Create Community and Grow Your Practice
By Kelley Mulhern
Create Community and Grow Your Practice
By Kelley Mulhern
Many healthcare providers are fortunate to enjoy the freedom and independence of owning their own businesses. However, the constant demands can lead to a lonely and isolating experience unless you make an effort to get out of your office. Let's discuss a few different ways you can create your own supportive community of like-minded practitioners which, in turn, can help build your practice.
A personal meeting with other practitioners is a fantastic way to learn more about them and their practices. Make a list of providers you'd like to get to know better. Invite one or two people a month to meet with you. (For a more relaxed atmosphere, consider coffee or lunch. You can either go "Dutch," or you can pick up the tab. It's a small price to pay for the potential exposure.) If you have the first meeting on neutral ground, subsequent meetings can be held at each of your practices for "show-and-tell."
Make sure you are asking questions! Show genuine interest in them and their profession by asking questions and paying attention to the answers. (Take notes if you need to.) Some questions to get you started are:
- What inspired you to choose your career?
- How long have you been in practice?
- How, specifically, do you help clients? (i.e.: special techniques, self care, etc.)
- What kinds of clients or conditions do you excel at taking care of?
- What kinds of clients or conditions do you refer out?
- What is your preferred referral process?
- What makes you feel comfortable referring your clients to another provider?
Listen and ask follow-up questions depending on their responses. Also, be prepared to answer any of their questions next. Follow-up with a brief note of thanks or appreciation for the time they spent with you.
One of the most well-known types of networking groups, a mastermind commonly includes 4 to 10 members. The members can belong to one profession or several. Meetings are held bi-weekly or monthly, and last 2 to 3 hours. The format is extremely flexible, and the meetings can be constructed to meet the needs and personalities of those involved. You will need to figure out where and when the first meeting be held. Will refreshments be provided? Who'll take minutes?
Make a list of peers you respect and trust – those with whom you'd be comfortable brainstorming and invite them to join your mastermind group. (Be clear on their commitment of time and resources.) At the first meeting, allow 15 to 30 minutes of social time, then:
- Have each person briefly introduce themselves and share a recent win/success. This sets a positive tone and helps establish rapport. (It can be eliminated in future meetings if participants just want to get to work.)
- Have each person share a challenge they're facing. The group can brainstorm and offer suggestions for resolution.
- Have each person share another win, as this ends the meeting on a high note.
- Determine the frequency, location(s), dates, time, etc. of subsequent meetings. Establish a way for the group to communicate with each other between meetings (phone and e-mail list, Facebook group, etc.).
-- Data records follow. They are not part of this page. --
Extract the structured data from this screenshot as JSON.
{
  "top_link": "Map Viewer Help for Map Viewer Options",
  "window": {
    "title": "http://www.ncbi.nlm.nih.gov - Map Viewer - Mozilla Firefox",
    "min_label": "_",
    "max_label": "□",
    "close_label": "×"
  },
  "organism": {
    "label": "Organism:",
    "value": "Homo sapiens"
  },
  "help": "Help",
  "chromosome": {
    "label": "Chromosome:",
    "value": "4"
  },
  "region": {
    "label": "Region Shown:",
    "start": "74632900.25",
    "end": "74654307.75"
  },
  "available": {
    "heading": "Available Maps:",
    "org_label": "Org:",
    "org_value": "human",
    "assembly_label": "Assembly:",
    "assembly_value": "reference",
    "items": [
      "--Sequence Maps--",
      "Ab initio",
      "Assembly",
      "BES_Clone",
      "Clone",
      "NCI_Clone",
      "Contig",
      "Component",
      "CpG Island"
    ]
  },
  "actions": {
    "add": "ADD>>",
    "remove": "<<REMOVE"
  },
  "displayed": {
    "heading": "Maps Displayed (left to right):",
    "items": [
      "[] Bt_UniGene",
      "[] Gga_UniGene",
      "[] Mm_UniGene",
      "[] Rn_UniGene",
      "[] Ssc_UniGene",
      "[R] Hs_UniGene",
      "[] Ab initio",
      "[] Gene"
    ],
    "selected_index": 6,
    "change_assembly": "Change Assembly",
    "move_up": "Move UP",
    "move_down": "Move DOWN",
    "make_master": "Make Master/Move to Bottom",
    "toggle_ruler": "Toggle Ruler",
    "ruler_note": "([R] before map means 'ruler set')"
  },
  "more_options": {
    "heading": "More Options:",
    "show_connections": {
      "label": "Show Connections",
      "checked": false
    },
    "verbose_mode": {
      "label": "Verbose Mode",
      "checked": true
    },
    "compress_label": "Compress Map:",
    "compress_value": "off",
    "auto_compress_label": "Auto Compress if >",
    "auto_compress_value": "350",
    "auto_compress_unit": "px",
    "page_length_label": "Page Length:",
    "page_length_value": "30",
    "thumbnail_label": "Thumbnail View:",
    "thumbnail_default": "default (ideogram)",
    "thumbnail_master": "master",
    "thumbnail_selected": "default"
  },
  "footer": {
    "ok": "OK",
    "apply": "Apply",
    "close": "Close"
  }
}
The PC is similar to a mastermind group in many ways. However, where the mastermind is a small group often focusing on members of one profession, the PC excels in bringing practitioners of various disciplines together. Additionally, it's a great way to learn more about healing professions other than your own, which can benefit you and your clients. First, decide where and when the first meeting be held. Will refreshments be provided? Who'll take minutes? Make a list of various healthcare providers. Some ideas to get you started: Acupuncturists, Ayurvedic practitioners, chiropractors, dentists, energy workers, other massage therapists, mental health workers, physical therapists, veterinarians, etc. If you're not sure what resources are in your local area, look in the yellow pages, local magazines, or online. There's no real limit on the number of participants – whatever you're comfortable with or works for your space.
Call or e-mail to invite them to attend a PC. (Be clear on their commitment of time and resources.) Remind them to bring plenty of business cards. At the first meeting, allow 15 to 30 minutes of social time, then:
Have each person introduce themselves, their practice, and their discipline. (The length of time allotted will depend on how many people are present. You may wish to limit it to 1 minute per person, 5 minutes, or whatever works for your group.)
Have each person share a challenge they're facing. The group can brainstorm and offer suggestions for resolution. Alternatively, you can focus the group's time on those with the greatest need. Simply ask who has an issue they'd like the group to help with. It can be something as simple as opinions on a new business card or brochure, all the way up to ideas to break through a client's plateau. (HIPPA compliant, of course.)
Determine the frequency, location(s), dates, time, etc. of subsequent meetings. Establish a way for the group to communicate with each other between meetings (phone and e-mail list, Facebook group, etc.).
If you find yourself in your office and isolated, make a change! Look for ways to become involved with your local healthcare community. If your options are limited, take the initiative and create a forum for healthcare professionals to come together to support and encourage each other. Remember, the above options work best when individual participants are respectful and truly committed to helping each other succeed. If you find that's not the case, you may consider adding a screening or referral process.
Use these ideas as a starting point and modify them to fit your needs, personality, profession, and region. They can be powerful tools to provide support, promote intellectual and financial growth, and enhance the well-being of your patients. Get out of your office and get connecting!